All of the work to address holes and document the model did not go to waste: the weather forecasting model (and the semantics supporting it) is one of many changes that the IBM team will propose back to the standards body that maintains the CIM. “The CIM data model moves pretty fast,” says Herdt. “It’s updated every 6 to 12 months, which is amazingly fast for the energy and utilities industry.”

That flexibility is a good thing, as the team can already see future needs. “The model covers smart metering now, but it doesn’t cover all the different tariffs that will be needed,” says Herdt. “We were able to create time- and volumedependent tariffs, but eventually we’ll need to make tariffs that depend on weather, energy availability, grid load, and other variables.”

One of the team’s ongoing challenges with the CIM involves finding ways to make the overall data model more specific.

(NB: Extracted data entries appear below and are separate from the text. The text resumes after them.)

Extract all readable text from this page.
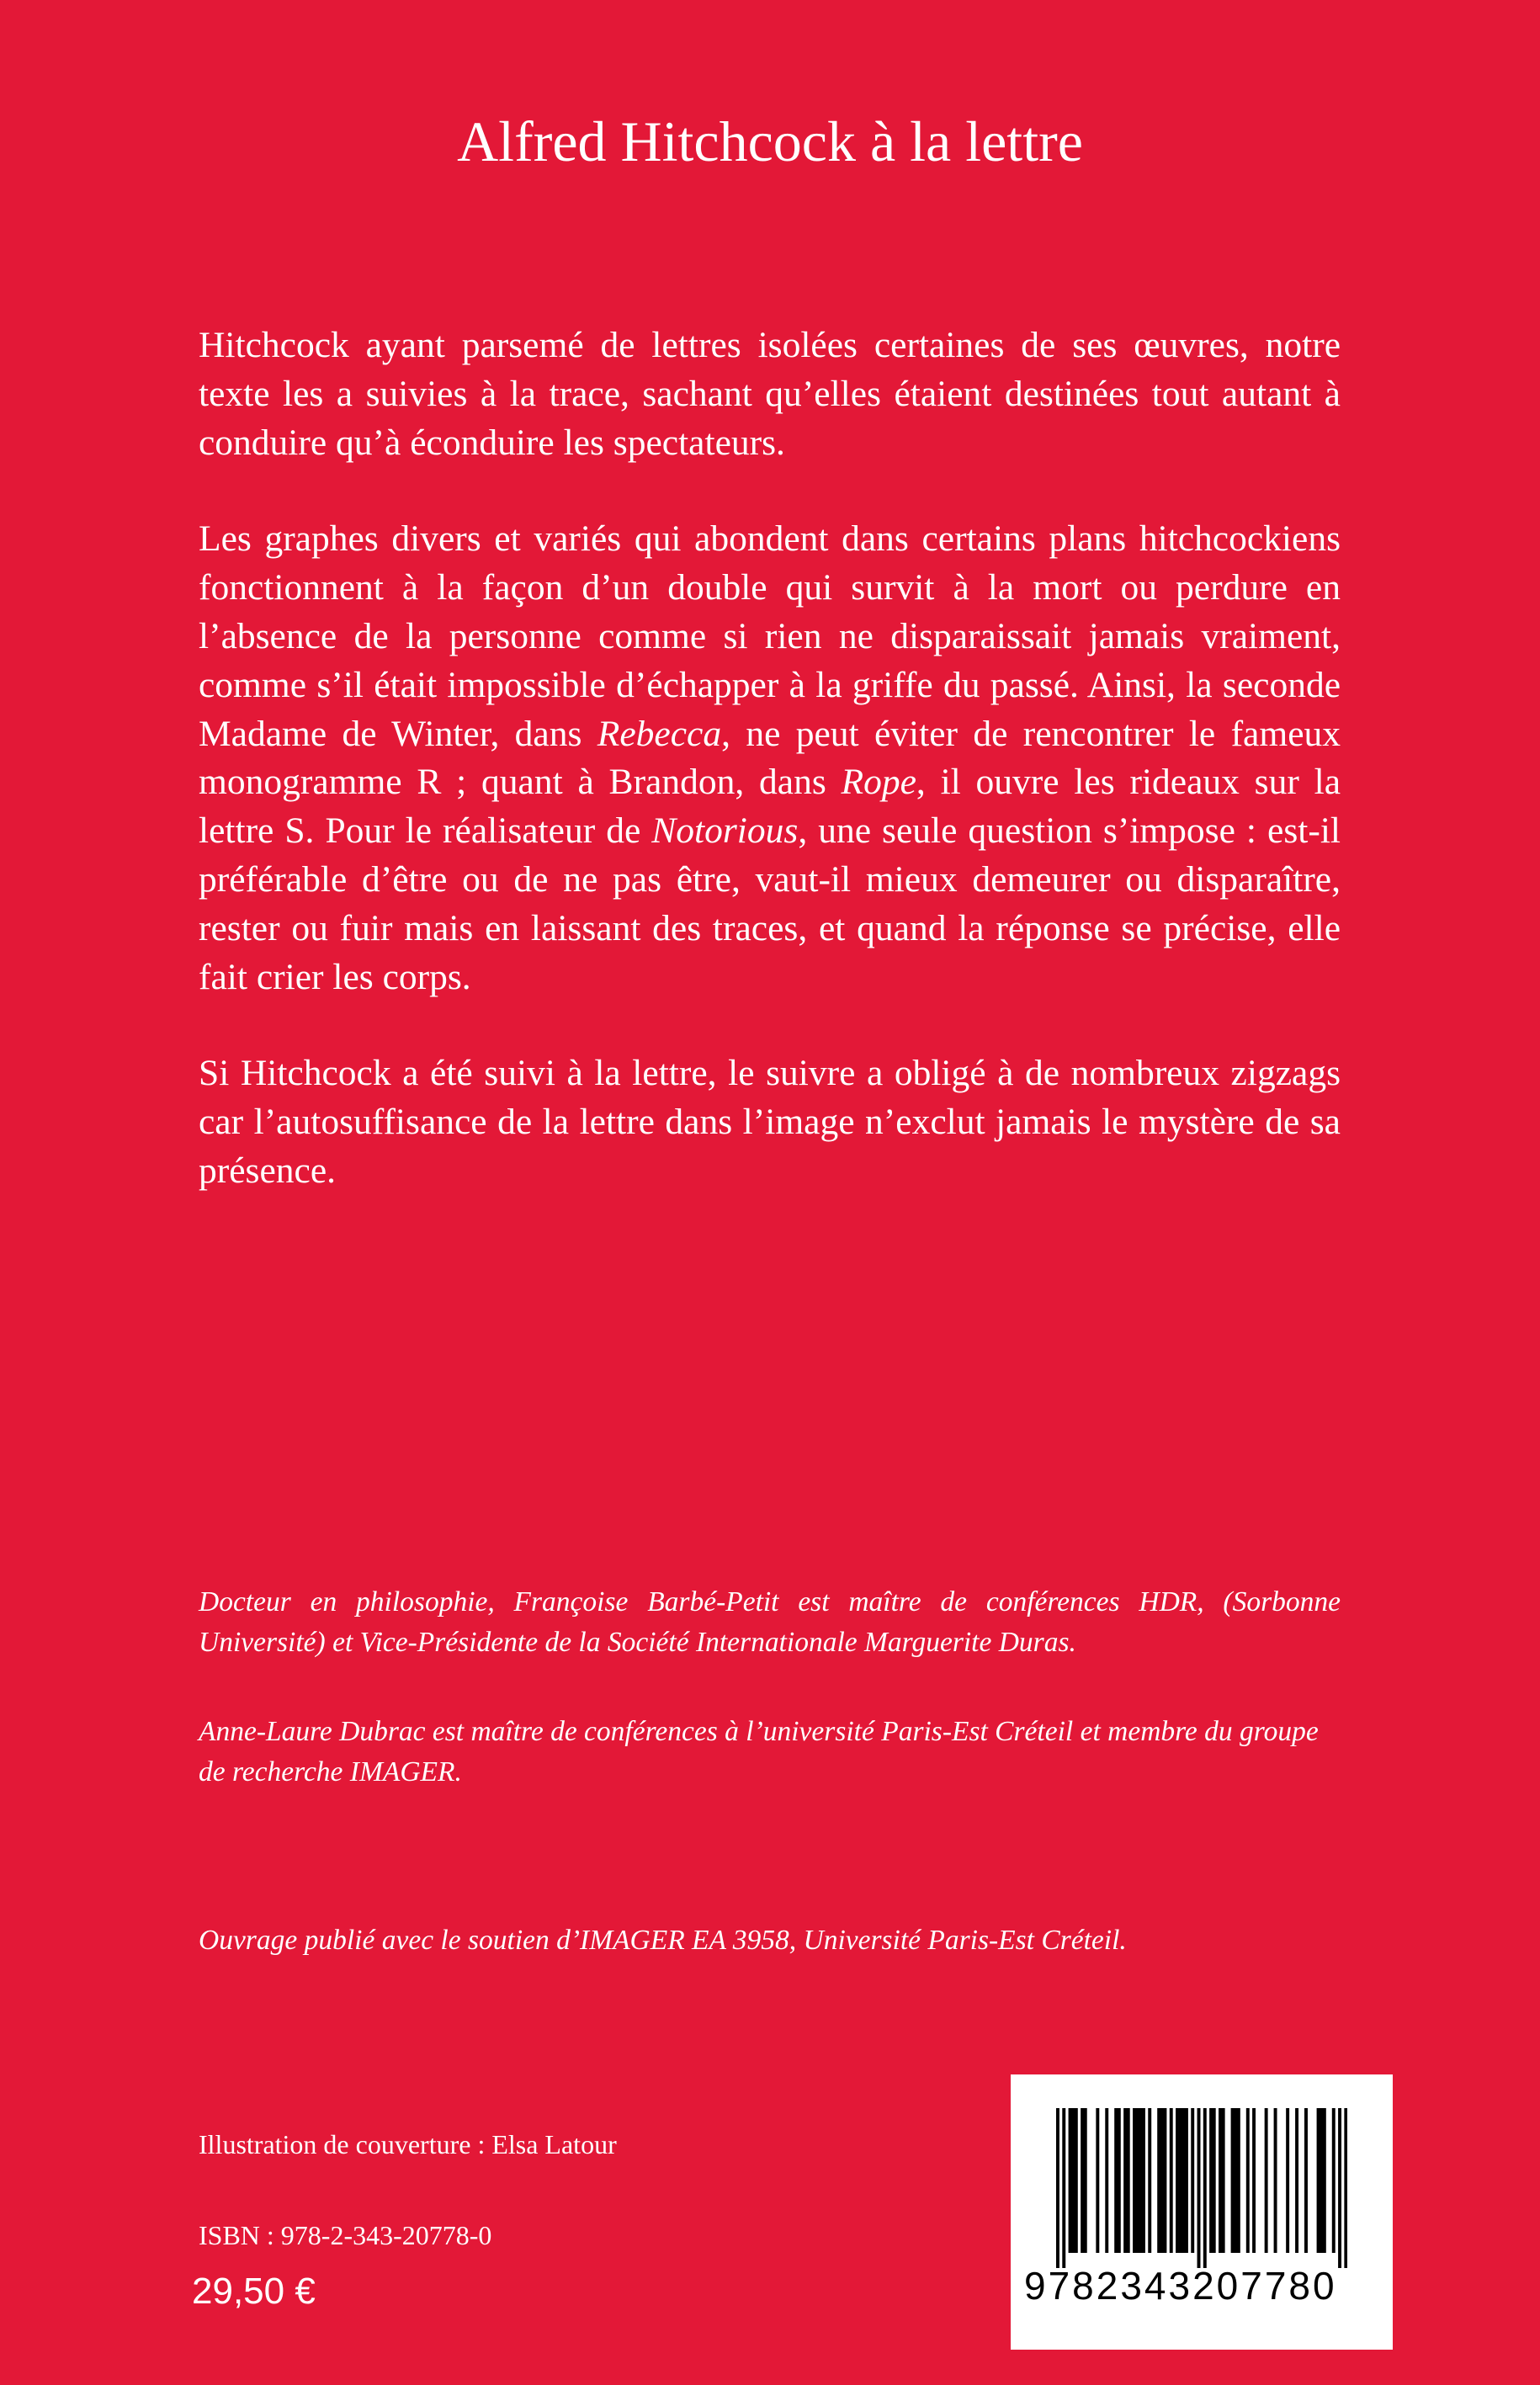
Alfred Hitchcock à la lettre

Hitchcock ayant parsemé de lettres isolées certaines de ses œuvres, notre texte les a suivies à la trace, sachant qu’elles étaient destinées tout autant à conduire qu’à éconduire les spectateurs.

Les graphes divers et variés qui abondent dans certains plans hitchcockiens fonctionnent à la façon d’un double qui survit à la mort ou perdure en l’absence de la personne comme si rien ne disparaissait jamais vraiment, comme s’il était impossible d’échapper à la griffe du passé. Ainsi, la seconde Madame de Winter, dans Rebecca, ne peut éviter de rencontrer le fameux monogramme R ; quant à Brandon, dans Rope, il ouvre les rideaux sur la lettre S. Pour le réalisateur de Notorious, une seule question s’impose : est-il préférable d’être ou de ne pas être, vaut-il mieux demeurer ou disparaître, rester ou fuir mais en laissant des traces, et quand la réponse se précise, elle fait crier les corps.

Si Hitchcock a été suivi à la lettre, le suivre a obligé à de nombreux zigzags car l’autosuffisance de la lettre dans l’image n’exclut jamais le mystère de sa présence.

Docteur en philosophie, Françoise Barbé-Petit est maître de conférences HDR, (Sorbonne Université) et Vice-Présidente de la Société Internationale Marguerite Duras.

Anne-Laure Dubrac est maître de conférences à l’université Paris-Est Créteil et membre du groupe de recherche IMAGER.

Ouvrage publié avec le soutien d’IMAGER EA 3958, Université Paris-Est Créteil.
Illustration de couverture : Elsa Latour
ISBN : 978-2-343-20778-0
29,50 €	9782343207780
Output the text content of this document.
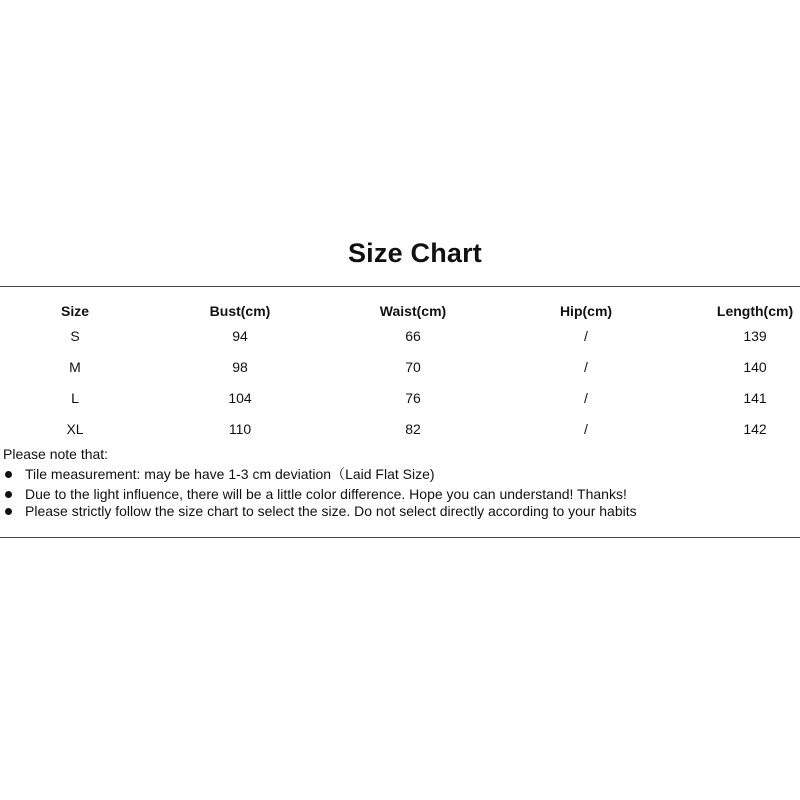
Size Chart
Size	Bust(cm)	Waist(cm)	Hip(cm)	Length(cm)
S	94	66	/	139
M	98	70	/	140
L	104	76	/	141
XL	110	82	/	142
Please note that:
Tile measurement: may be have 1-3 cm deviation（Laid Flat Size)
Due to the light influence, there will be a little color difference. Hope you can understand! Thanks!
Please strictly follow the size chart to select the size. Do not select directly according to your habits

The model is not yet well-enough defined that separate organizations can simply follow it and feel confident that their data will match that of other organizations.

“Right now, the model doesn’t provide rules at the content level, which means that not everyone may use data containers in the same way,” says Schiller. “For instance, a device serial number field could contain the manufacturer’s serial number, an asset tag number issued by the organization that installs it, or something completely different.”

>Lights, network, action!

The true test of the data model and semantics defined by the IBM team will come soon, as the partners involved in the E-Energy project begin to use the model for their own projects. “Over the next months, our model and code will face test data from real smart meters and the utilities’ back-end systems,” says Herdt. Later this year, Herdt and Schiller expect to see a full field trial that is completely based on the model they helped create. After that, who knows? But in any case, the energy expended now to establish the data infrastructure for smart grids will be a bright investment in the future—for data professionals and customers alike.